In 1978, the female cosmonaut program was finally relaunched, and Tereshkova signed right back up. While undergoing medical review, Tereshkova met and fell in love with physician Yuliy Shaposhnikov. Although she failed medical review and never went back into space, Tereshkova separated from and successfully divorced her first husband (the divorce had to be approved by then-Premier Leonid Brezhnev; he granted it in 1982) and married Yuliy. Following the USSR collapse in 1991, she lost political office. In 1999, her husband died and she retired to a small house on the outskirts of Star City. In 2013, at a state celebration for her seventieth birthday, Tereshkova said she’d love to go to Mars, jokingly or not, even on a one-way mission. The former cosmonaut isn’t alone in committing herself to such a mission. Thousands of people from around the world have signed up to a project called Mars One, which has announced plans to launch a private mission to land a group of four men and women on Mars in 2023 to found a permanent colony. So far, a hundred people have been shortlisted.
Needless to say, there are a lot of things we can learn from Tereshkova’s story, but also from the USSR system as far as women in science are concerned. Take this letter from a girl from Ukraine to Yuri Gagarin:
I have wanted to ask you for a long time already: ‘is it possible for a simple village girl to fly to the cosmos?’ But I never decided to do it. Now that the first Soviet woman has flown into space, I finally decided to write you a letter….I know [to become a cosmonaut] one needs training and more training, one needs courage and strength of character. And although I haven’t yet trained ‘properly’, I am still confident of my strength. It seems to me that with the kind of preparation that you gave Valia Tereshkova, I would also be able to fly to the cosmos.

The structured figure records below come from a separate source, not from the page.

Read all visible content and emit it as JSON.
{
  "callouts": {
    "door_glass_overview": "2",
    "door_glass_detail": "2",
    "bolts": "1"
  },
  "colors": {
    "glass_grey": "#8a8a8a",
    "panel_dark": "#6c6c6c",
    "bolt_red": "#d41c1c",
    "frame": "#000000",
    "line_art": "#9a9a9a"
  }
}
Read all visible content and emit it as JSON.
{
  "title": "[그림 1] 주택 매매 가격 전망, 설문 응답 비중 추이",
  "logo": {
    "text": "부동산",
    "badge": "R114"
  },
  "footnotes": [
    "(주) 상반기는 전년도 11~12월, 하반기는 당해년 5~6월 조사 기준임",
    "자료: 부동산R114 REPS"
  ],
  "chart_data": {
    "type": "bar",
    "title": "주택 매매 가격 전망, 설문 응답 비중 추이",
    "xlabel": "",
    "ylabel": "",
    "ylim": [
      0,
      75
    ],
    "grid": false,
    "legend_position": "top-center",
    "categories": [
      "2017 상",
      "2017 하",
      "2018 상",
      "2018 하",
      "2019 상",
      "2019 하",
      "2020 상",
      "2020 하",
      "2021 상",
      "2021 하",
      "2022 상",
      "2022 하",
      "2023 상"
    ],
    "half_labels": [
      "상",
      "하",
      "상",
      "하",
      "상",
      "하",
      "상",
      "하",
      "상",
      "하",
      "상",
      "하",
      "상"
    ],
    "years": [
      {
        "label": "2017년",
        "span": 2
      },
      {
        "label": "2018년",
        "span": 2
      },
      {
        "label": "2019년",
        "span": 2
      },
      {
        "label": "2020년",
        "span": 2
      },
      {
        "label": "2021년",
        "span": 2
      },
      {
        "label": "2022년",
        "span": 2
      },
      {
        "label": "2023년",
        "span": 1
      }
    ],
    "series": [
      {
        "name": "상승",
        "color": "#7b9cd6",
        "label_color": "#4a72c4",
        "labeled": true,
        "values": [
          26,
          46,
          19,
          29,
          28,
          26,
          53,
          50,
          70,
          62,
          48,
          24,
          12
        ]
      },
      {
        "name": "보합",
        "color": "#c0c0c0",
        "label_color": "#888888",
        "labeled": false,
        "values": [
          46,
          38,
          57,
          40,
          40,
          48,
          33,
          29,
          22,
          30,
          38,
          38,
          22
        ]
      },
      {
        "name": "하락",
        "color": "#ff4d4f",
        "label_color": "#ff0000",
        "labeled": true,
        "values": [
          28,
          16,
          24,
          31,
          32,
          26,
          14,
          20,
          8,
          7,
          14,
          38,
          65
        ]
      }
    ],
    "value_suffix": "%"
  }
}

Now, compare it to this letter written by a fifteen year old American girl to John Glenn:
Dear Col. Glenn, I want to congratulate you on your successful space flight around the earth. I am proud to live in a nation where such scientific achievements can be attained. I’m sure it takes a great amount of training and courage for you to accomplish such a feat. It was a great honor to witness this historical event. I would very much like to become an astronaut, but since I am a 15 year old girl I guess that would be impossible. So I would like to wish you and all of the other astronauts much success in the future.